With all these state transition added, it’s quiet complex to me to figure out how does it work, i have to go back and read the design process from 1 to 7.
Should we expect future js programmers just use it, or understand it before use it?
~winter
> On Oct 1, 2015, at 8:25 AM, Tab Atkins Jr. <jackalmage at gmail.com <mailto:jackalmage at gmail.com>> wrote:
>
> On Wed, Sep 30, 2015 at 5:18 PM, 韩冬 <handong05 at meituan.com <mailto:handong05 at meituan.com>> wrote:
>> Yes, i understand it’s too late to revise Promise design, my random thought are:
>>
>> 1. Why we put Promise into language?
>
> Because it exposes useful functionality. I recommend reading some of
> the Promise explainers that exist for lots of examples.
>
>> Promise are complex state machine, there can be so many variations, each implementation have different performance characteristic, which one should be built into language?
>
> There's only one variation that's standard, and every browser is or
> will soon be implementing that one.
>
> The "state machine" isn't complex. "unresolved" goes to either
> "resolved to another promise", "fulfilled", or "rejected". "resolved
> to another promise" eventually turns into "fulfilled" or "rejected".
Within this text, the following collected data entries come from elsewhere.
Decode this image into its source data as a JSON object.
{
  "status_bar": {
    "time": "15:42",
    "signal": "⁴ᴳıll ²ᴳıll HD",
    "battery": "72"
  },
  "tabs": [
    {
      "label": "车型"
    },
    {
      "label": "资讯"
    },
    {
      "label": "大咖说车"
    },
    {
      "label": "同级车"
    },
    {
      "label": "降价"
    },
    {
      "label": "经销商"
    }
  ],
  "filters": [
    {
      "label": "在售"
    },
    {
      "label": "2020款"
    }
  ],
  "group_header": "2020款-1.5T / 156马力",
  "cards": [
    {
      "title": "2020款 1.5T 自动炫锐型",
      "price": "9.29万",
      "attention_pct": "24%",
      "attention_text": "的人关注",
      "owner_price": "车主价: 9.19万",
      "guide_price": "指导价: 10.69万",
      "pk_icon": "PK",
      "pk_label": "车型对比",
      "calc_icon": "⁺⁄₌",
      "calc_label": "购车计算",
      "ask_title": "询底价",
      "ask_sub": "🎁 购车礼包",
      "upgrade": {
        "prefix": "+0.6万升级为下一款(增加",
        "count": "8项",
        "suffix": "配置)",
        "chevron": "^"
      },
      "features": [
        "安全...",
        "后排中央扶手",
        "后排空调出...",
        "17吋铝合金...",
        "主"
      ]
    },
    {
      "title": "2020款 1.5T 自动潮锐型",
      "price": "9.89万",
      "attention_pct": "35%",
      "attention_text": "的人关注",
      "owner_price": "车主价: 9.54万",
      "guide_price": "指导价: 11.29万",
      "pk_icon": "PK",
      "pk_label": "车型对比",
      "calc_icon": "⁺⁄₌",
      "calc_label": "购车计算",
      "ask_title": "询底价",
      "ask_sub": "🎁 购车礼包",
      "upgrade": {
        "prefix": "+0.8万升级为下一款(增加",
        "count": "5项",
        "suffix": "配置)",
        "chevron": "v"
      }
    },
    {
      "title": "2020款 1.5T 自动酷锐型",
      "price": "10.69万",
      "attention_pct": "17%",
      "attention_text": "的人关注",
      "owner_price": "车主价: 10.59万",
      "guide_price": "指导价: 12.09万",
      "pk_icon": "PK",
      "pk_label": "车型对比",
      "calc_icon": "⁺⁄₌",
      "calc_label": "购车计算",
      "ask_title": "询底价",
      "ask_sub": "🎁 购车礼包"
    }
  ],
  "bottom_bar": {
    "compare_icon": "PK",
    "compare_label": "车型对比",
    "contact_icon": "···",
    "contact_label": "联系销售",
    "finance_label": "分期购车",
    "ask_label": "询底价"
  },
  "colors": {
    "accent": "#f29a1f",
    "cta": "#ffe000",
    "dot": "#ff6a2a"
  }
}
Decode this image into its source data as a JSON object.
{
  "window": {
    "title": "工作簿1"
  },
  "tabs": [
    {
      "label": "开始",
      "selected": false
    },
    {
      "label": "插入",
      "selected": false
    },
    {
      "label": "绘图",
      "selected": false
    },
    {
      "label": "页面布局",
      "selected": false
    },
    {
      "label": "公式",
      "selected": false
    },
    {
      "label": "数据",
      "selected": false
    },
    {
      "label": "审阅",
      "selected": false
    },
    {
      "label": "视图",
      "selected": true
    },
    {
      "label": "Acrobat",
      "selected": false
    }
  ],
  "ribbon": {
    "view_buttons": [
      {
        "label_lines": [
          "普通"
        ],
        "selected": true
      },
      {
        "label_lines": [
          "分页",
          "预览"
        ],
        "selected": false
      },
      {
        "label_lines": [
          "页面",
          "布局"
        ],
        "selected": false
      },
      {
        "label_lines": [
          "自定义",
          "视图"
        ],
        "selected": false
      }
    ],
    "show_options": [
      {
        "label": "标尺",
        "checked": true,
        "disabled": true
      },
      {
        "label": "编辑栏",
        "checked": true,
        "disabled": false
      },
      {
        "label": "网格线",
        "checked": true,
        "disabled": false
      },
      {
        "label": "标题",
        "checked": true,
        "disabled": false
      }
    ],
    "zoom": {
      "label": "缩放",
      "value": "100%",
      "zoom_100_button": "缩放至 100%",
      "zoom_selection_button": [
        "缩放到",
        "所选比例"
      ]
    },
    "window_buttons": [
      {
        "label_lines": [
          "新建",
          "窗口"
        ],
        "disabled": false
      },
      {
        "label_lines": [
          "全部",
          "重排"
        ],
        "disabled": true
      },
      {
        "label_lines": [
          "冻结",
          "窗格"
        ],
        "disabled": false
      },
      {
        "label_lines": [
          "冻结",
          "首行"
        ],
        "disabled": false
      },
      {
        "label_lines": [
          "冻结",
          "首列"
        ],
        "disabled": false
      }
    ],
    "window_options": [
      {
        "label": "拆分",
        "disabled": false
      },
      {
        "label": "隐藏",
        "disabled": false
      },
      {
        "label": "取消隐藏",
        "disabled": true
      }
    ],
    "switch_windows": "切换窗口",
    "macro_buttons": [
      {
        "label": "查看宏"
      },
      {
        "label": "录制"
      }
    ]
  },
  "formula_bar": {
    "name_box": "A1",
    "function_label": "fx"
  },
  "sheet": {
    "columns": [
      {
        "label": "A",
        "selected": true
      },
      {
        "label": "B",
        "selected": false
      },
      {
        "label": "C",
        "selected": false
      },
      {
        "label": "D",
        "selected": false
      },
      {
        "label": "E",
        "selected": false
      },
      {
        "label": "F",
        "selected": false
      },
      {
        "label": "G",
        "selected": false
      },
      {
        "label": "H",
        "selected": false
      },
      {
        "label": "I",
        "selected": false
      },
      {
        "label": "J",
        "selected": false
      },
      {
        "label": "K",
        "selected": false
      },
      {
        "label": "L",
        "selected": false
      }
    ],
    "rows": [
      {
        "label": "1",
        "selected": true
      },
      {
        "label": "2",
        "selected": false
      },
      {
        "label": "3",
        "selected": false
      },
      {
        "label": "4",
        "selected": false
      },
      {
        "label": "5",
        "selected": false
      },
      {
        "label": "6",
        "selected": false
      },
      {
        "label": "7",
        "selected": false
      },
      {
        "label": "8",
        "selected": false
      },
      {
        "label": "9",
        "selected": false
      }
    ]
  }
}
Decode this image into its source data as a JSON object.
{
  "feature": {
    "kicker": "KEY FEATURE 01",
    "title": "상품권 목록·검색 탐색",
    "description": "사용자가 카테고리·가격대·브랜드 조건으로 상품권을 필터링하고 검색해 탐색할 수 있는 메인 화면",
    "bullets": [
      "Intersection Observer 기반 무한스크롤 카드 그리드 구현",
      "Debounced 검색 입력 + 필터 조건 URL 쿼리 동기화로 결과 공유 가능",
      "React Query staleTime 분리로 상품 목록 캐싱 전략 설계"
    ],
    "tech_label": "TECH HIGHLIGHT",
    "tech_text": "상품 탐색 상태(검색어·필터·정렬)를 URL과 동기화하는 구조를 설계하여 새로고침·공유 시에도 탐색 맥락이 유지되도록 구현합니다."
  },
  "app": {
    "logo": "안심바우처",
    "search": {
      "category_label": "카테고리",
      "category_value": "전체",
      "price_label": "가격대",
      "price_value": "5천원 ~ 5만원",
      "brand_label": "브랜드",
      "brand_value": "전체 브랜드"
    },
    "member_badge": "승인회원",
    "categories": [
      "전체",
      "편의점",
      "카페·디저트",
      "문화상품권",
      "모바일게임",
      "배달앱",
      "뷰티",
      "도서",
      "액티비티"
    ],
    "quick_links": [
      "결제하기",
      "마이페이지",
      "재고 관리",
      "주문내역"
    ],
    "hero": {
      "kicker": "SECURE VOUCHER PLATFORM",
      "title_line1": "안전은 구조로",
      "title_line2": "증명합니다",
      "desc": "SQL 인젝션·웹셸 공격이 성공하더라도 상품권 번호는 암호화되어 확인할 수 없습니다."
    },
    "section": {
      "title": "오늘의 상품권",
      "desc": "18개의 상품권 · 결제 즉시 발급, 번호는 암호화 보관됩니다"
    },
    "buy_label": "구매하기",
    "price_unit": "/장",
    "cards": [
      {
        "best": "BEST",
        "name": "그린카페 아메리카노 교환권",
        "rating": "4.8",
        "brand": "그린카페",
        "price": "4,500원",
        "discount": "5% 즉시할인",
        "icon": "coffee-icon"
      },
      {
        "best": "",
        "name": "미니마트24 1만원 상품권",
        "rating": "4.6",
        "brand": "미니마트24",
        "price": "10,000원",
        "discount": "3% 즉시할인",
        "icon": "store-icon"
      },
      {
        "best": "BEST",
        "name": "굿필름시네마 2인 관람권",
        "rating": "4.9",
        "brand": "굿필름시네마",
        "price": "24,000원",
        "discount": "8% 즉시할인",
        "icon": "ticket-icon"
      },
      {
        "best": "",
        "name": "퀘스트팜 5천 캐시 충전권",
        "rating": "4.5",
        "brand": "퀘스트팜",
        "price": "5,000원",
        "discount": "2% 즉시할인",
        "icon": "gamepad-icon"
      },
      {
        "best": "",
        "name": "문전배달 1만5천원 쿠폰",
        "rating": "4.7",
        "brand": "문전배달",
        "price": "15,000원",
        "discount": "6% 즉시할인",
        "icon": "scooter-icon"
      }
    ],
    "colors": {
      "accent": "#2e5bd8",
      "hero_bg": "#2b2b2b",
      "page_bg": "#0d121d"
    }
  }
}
> Or, of course, hangs, which "unresolved" can also do.
>
>> 2. Why we don’t look for continuation based implementation at the first place?
>
> Continuations are a different concept, and don't address what we were
> trying to solve when adopting promises.
>
>> Lisp, haskell or even some transpiled to js language like elm use continuation solve callbacks already, why didn’t port them?
>> Now we invent a complex state machine based solution, a lot of people will creating them everytime using an `async` without understand the cost.
>
> Those languages often also have Promises, or Futures, or Tasks, or one
> of the other closely-related names and concepts.